Equipping the microbiology lab—just one section of a reference lab—in Abuja and nine others is a project on the NCDC’s budget. Allocation for the project started out at more than N200m in 2017. This year, the allocation for the project stood at N36m.

Among 81 diagnostics centres around the country, some belong to state governments, military, private sector and United Nations. Only 37 are owned by the federal government.

Digital and real-time technology play a huge role in modern diagnostics

But even private-sector labs are feeling the pinch for funding.

“Laboratories require huge investments which must be maintained whether In use or not. To sustain such requires funds and uptake,” says Elochukwu Adibo, president of the Guild of Private Medical Laboratory Directors of Nigeria.

COVID-19 has shown the country that it needs even private labs, upon accreditation, to scale up access to diagnostics.

“Government now realizes that there are genuine and reliable professionals in the private space that provide valuable and meaningful service to this country,” Adibo.

“The pandemic highlighted shortages and the private sector rose to the call to expand capacity for the country. The gains are being acclaimed by all.

“Lessons to be learned from this is that the restrictive and discriminatory tendencies to the private sector which was the norm in government circles need to be changed.”

But it doesn’t take away the question of “substantial and sustained funding” that Ihekweazu mentioned at the outset, and reiterated by Adibo.

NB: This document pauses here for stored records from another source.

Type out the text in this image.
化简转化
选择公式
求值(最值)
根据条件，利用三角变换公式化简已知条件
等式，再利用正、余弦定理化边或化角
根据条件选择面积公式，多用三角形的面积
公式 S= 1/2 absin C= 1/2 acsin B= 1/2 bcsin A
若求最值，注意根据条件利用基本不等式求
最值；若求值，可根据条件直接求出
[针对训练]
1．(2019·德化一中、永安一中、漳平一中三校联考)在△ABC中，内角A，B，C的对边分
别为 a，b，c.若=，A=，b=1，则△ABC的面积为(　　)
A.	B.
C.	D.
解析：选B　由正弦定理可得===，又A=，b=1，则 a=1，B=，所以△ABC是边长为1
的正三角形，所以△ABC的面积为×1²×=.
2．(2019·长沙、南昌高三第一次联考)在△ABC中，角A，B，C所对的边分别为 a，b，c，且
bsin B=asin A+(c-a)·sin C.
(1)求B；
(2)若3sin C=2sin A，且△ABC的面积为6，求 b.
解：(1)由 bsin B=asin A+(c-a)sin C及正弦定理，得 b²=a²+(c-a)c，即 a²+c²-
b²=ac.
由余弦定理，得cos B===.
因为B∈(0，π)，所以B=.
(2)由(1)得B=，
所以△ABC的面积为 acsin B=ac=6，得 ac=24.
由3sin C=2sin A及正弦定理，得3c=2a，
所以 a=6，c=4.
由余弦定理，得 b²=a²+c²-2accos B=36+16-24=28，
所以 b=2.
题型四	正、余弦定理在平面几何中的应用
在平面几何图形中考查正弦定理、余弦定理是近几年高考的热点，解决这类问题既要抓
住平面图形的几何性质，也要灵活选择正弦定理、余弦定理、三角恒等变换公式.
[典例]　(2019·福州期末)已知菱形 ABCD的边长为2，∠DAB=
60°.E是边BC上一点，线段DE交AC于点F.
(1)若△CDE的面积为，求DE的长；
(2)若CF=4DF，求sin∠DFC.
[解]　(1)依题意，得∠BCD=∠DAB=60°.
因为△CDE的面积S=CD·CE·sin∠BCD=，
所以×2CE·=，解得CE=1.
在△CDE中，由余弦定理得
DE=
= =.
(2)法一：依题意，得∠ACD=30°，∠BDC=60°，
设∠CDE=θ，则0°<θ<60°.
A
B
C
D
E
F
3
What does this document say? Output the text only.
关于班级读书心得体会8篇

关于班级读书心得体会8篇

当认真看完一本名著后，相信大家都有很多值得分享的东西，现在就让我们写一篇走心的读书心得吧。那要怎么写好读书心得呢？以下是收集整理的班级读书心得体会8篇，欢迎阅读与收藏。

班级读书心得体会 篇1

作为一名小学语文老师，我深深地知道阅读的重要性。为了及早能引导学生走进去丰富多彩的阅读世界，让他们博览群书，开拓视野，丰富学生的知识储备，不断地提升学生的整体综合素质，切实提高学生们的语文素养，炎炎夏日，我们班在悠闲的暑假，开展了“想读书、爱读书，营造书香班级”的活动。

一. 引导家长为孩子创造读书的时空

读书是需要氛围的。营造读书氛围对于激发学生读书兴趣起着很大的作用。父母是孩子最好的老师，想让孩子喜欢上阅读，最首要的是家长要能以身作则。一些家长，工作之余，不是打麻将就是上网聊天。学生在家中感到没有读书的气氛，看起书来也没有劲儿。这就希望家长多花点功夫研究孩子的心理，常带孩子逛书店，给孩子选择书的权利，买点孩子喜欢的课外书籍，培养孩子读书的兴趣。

Diagnostics in this day and age is high tech and requires huge investments in terms of equipment, consumables, competent personnel and quality management system.

Start-up labs face rigours of financial institutions, which starves them of funds for upgrades. And public labs have to contend with lean government resources stretching to meet competing demands. But exceptions make sense in view of detecting, preparing for or preventing the next epidemic.

“In Nigeria, medical diagnostics is treated like a mechanic workshop where they ‘learn work’ the result is what most us hold as an opinion about our laboratories. We have had to battle having untrained persons forced upon laboratory management to partake in handling patient samples,” says Adibo.

“Of course, what you get is garbage in garbage out.”

Epidemics are with humans every day, but future ones could surpass previous outbreaks. The emergency underscores a need for deliberate and sustained investment in the country’s health security–the only way to ensure Nigeria is better prepared.

This story is part of the Epidemic Preparedness and Response series, with support from the “Global Health Advocacy Incubator, A Program of the Campaign for Tobacco Free Kids” and “Vital Strategies.”